Gastroschisis is a congenital anomaly of the anterior abdominal wall, in which gut and other abdominal contents are herniated through a defect in the wall to one side of the umbilicus[1]. The condition has been noted to be increasing worldwide, although the reasons for this rise remain obscure[2]. A number of reports, predominantly from regional congenital anomaly registers, have provided evidence that this increase is also occurring in the UK[1][3][4][5], leading to a call for further research on the condition by the Chief Medical Officer for England[6]. This increase in birth prevalence of gastroschisis has been noted to occur particularly in infants of younger mothers[6]. Additionally a North-South gradient in birth prevalence has been noted in the UK, although incomplete geographical coverage by regional congenital anomaly registers makes this difficult to study[3]. Currently regional congenital anomaly registers cover only 50% of the UK population and ascertainment through the National Congenital Anomaly System (NCAS) is known to be poor[7]. This UK-wide study will measure the incidence of gastroschisis and variations in incidence nationally.

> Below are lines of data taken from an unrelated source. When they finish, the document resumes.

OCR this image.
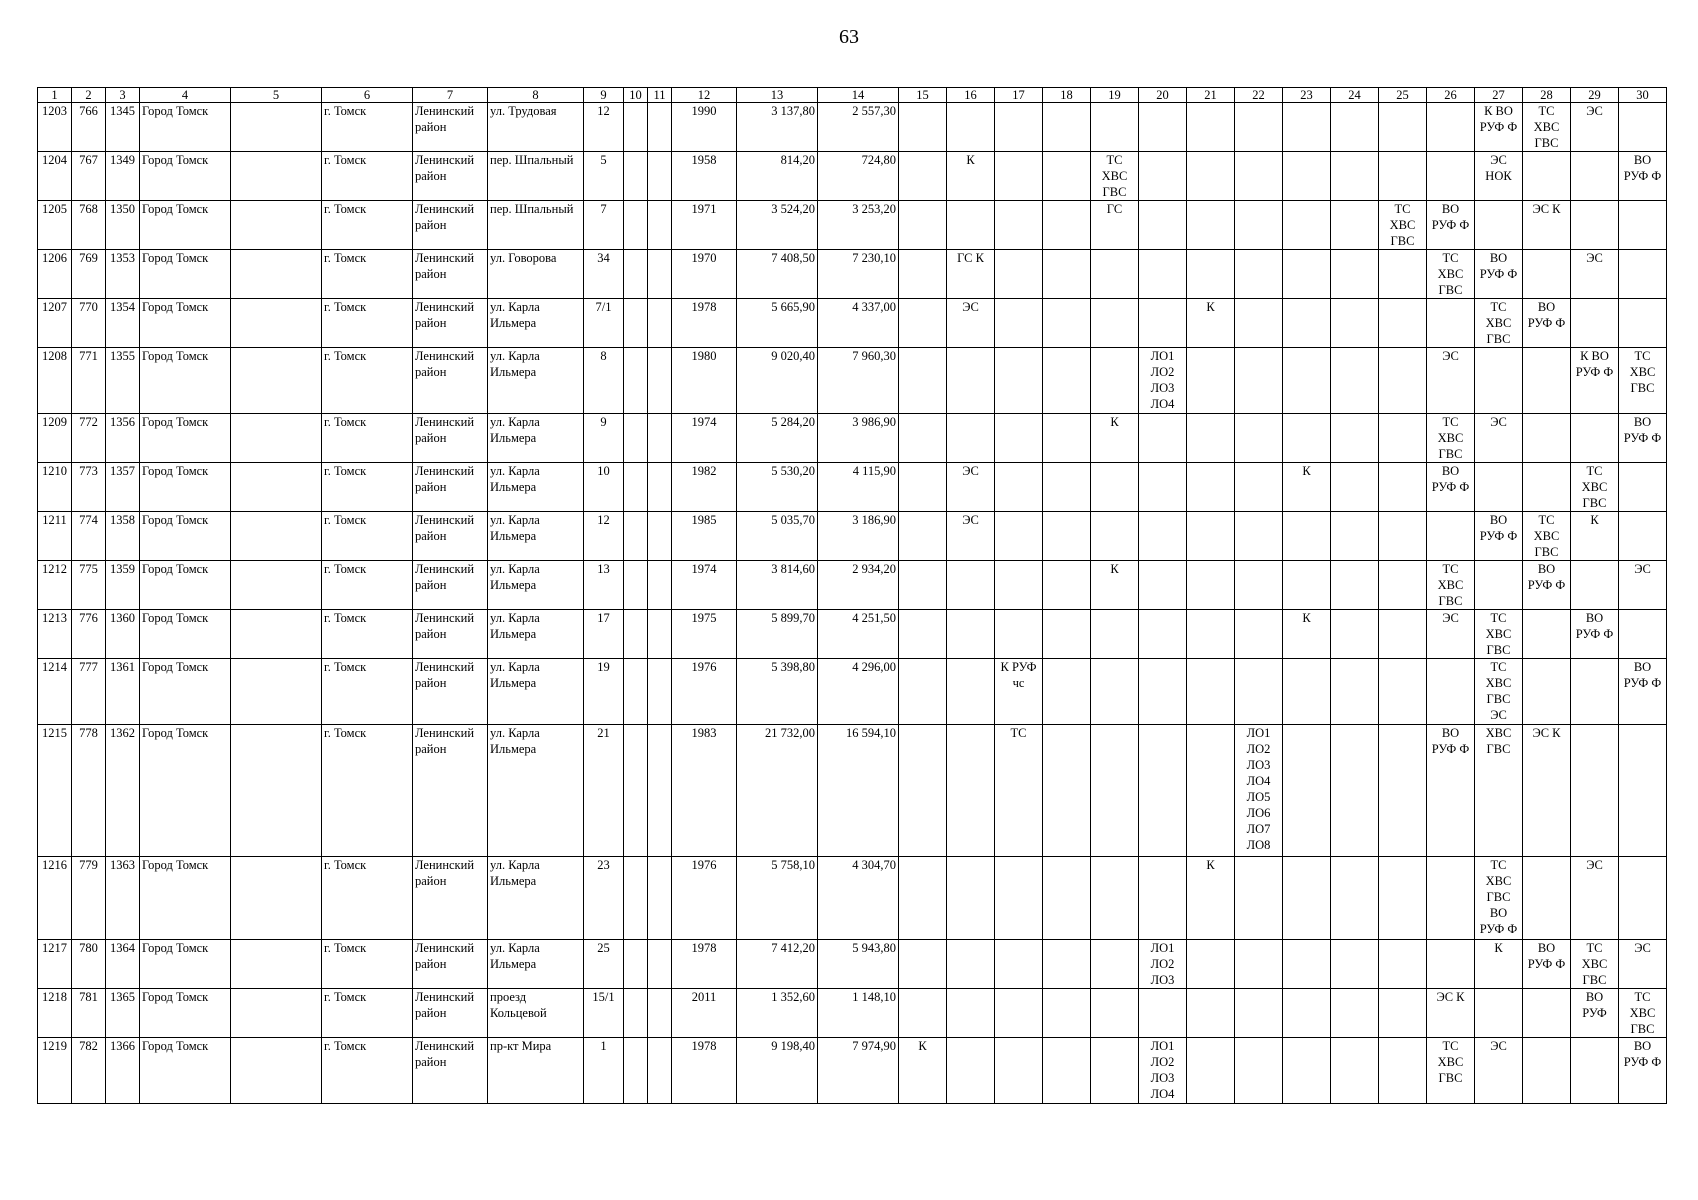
63
1	2	3	4	5	6	7	8	9	10	11	12	13	14	15	16	17	18	19	20	21	22	23	24	25	26	27	28	29	30
1203	766	1345	Город Томск		г. Томск	Ленинский район	ул. Трудовая	12			1990	3 137,80	2 557,30													К ВО РУФ Ф	ТС ХВС ГВС	ЭС	
1204	767	1349	Город Томск		г. Томск	Ленинский район	пер. Шпальный	5			1958	814,20	724,80		К			ТС ХВС ГВС								ЭС НОК			ВО РУФ Ф
1205	768	1350	Город Томск		г. Томск	Ленинский район	пер. Шпальный	7			1971	3 524,20	3 253,20					ГС						ТС ХВС ГВС	ВО РУФ Ф		ЭС К		
1206	769	1353	Город Томск		г. Томск	Ленинский район	ул. Говорова	34			1970	7 408,50	7 230,10		ГС К										ТС ХВС ГВС	ВО РУФ Ф		ЭС	
1207	770	1354	Город Томск		г. Томск	Ленинский район	ул. Карла Ильмера	7/1			1978	5 665,90	4 337,00		ЭС					К						ТС ХВС ГВС	ВО РУФ Ф		
1208	771	1355	Город Томск		г. Томск	Ленинский район	ул. Карла Ильмера	8			1980	9 020,40	7 960,30						ЛО1 ЛО2 ЛО3 ЛО4						ЭС			К ВО РУФ Ф	ТС ХВС ГВС
1209	772	1356	Город Томск		г. Томск	Ленинский район	ул. Карла Ильмера	9			1974	5 284,20	3 986,90					К							ТС ХВС ГВС	ЭС			ВО РУФ Ф
1210	773	1357	Город Томск		г. Томск	Ленинский район	ул. Карла Ильмера	10			1982	5 530,20	4 115,90		ЭС							К			ВО РУФ Ф			ТС ХВС ГВС	
1211	774	1358	Город Томск		г. Томск	Ленинский район	ул. Карла Ильмера	12			1985	5 035,70	3 186,90		ЭС											ВО РУФ Ф	ТС ХВС ГВС	К	
1212	775	1359	Город Томск		г. Томск	Ленинский район	ул. Карла Ильмера	13			1974	3 814,60	2 934,20					К							ТС ХВС ГВС		ВО РУФ Ф		ЭС
1213	776	1360	Город Томск		г. Томск	Ленинский район	ул. Карла Ильмера	17			1975	5 899,70	4 251,50									К			ЭС	ТС ХВС ГВС		ВО РУФ Ф	
1214	777	1361	Город Томск		г. Томск	Ленинский район	ул. Карла Ильмера	19			1976	5 398,80	4 296,00			К РУФ чс										ТС ХВС ГВС ЭС			ВО РУФ Ф
1215	778	1362	Город Томск		г. Томск	Ленинский район	ул. Карла Ильмера	21			1983	21 732,00	16 594,10			ТС					ЛО1 ЛО2 ЛО3 ЛО4 ЛО5 ЛО6 ЛО7 ЛО8				ВО РУФ Ф	ХВС ГВС	ЭС К		
1216	779	1363	Город Томск		г. Томск	Ленинский район	ул. Карла Ильмера	23			1976	5 758,10	4 304,70							К						ТС ХВС ГВС ВО РУФ Ф		ЭС	
1217	780	1364	Город Томск		г. Томск	Ленинский район	ул. Карла Ильмера	25			1978	7 412,20	5 943,80						ЛО1 ЛО2 ЛО3							К	ВО РУФ Ф	ТС ХВС ГВС	ЭС
1218	781	1365	Город Томск		г. Томск	Ленинский район	проезд Кольцевой	15/1			2011	1 352,60	1 148,10												ЭС К			ВО РУФ	ТС ХВС ГВС
1219	782	1366	Город Томск		г. Томск	Ленинский район	пр-кт Мира	1			1978	9 198,40	7 974,90	К					ЛО1 ЛО2 ЛО3 ЛО4						ТС ХВС ГВС	ЭС			ВО РУФ Ф
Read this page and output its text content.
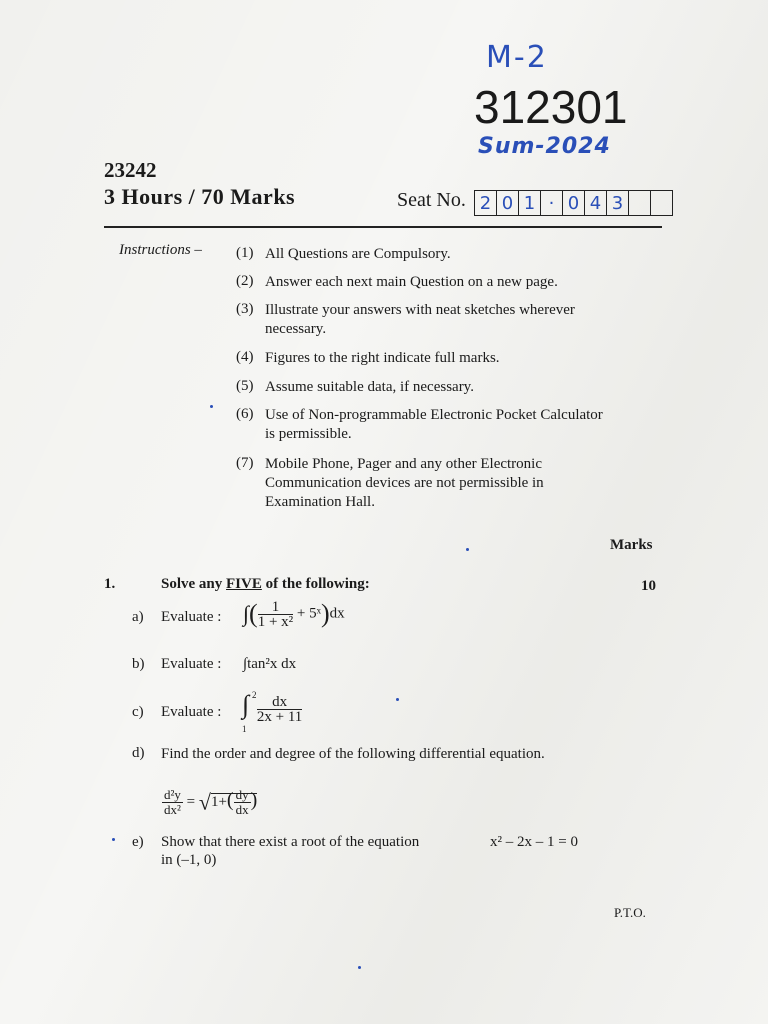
M-2
312301
Sum-2024
23242
3 Hours / 70 Marks	Seat No. 2 0 1 · 0 4 3
Instructions – (1) All Questions are Compulsory.
(2) Answer each next main Question on a new page.
(3) Illustrate your answers with neat sketches wherever necessary.
(4) Figures to the right indicate full marks.
(5) Assume suitable data, if necessary.
(6) Use of Non-programmable Electronic Pocket Calculator is permissible.
(7) Mobile Phone, Pager and any other Electronic Communication devices are not permissible in Examination Hall.
Marks
1.	Solve any FIVE of the following:	10
a) Evaluate : ∫( $\frac{1}{\text{1 + x²}}$ + 5ˣ)dx
b) Evaluate : ∫tan²x dx
c) Evaluate :
2
∫
1
$\frac{dx}{2x + 11}$
d) Find the order and degree of the following differential equation.
$\frac{\text{d²y}}{\text{dx²}} = √1+( \frac{dy}{dx}$ )
e) Show that there exist a root of the equation	x² – 2x – 1 = 0
in (–1, 0)
P.T.O.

The study will also investigate the current antenatal management of this condition in the UK. A number of issues continue to be debated in the literature, including antenatal monitoring and mode of delivery. Outcomes associated with different monitoring and delivery strategies will be described and compared.

Case Definition

All pregnant women with a fetus affected by gastroschisis.

Excluded: Aplasia or hypoplasia of abdominal muscles, skin-covered umbilical hernia or omphalocele.

Study size

The study will run initially for one year. The study will aim to collect data on 230 cases (based on an estimated incidence of 1 in 3000 births).

Ethics Approval

The study has been approved by the London MREC (study ref 05/MRE02/82).

Ethics approval

The study has been approved by the London MREC (study ref 05/MRE02/83).

Download the Data Collection Form (DCF)

UKOSS Gastroschisis Form

References

  1. a, b Rankin J, Dillon E, Wright C. Congenital anterior abdominal wall defects in the north of England, 1986-1996: occurrence and outcome. Prenat Diagn 1999; 19(7):662-8.
  2. ^ Baerg J, Kaban G, Tonita J, et al. Gastroschisis: A sixteen-year review. J Pediatr Surg 2003; 38(5):771-4.
  3. a, b Stone DH, Rimaz S, Gilmour WH. Prevalence of congenital anterior abdominal wall defects in the United Kingdom: comparison of regional registers. BMJ 1998; 317(7166):1118-9.
  4. ^ Tan KH, Kilby MD, Whittle MJ, et al. Congenital anterior abdominal wall defects in England and Wales 1987-93: retrospective analysis of OPCS data. BMJ 1996; 313(7062):903-6.
  5. ^ Chalmers J, Forrest J, Cant B, Hollinsworth M. Congenital anterior abdominal wall defects. Rate of abdominal wall defects is higher in Scotland than England and Wales. BMJ 1997; 314(7077):371-2.
  6. a, b Donaldson L. On the state of the public health: Annual report of the Chief Medical Officer 2004. London: Department of Health, 2005.
  7. ^ Boyd PA, Armstrong B, Dolk H et al. Congenital anomaly surveillance in England--ascertainment deficiencies in the national system. BMJ 2005; 330(7481):27.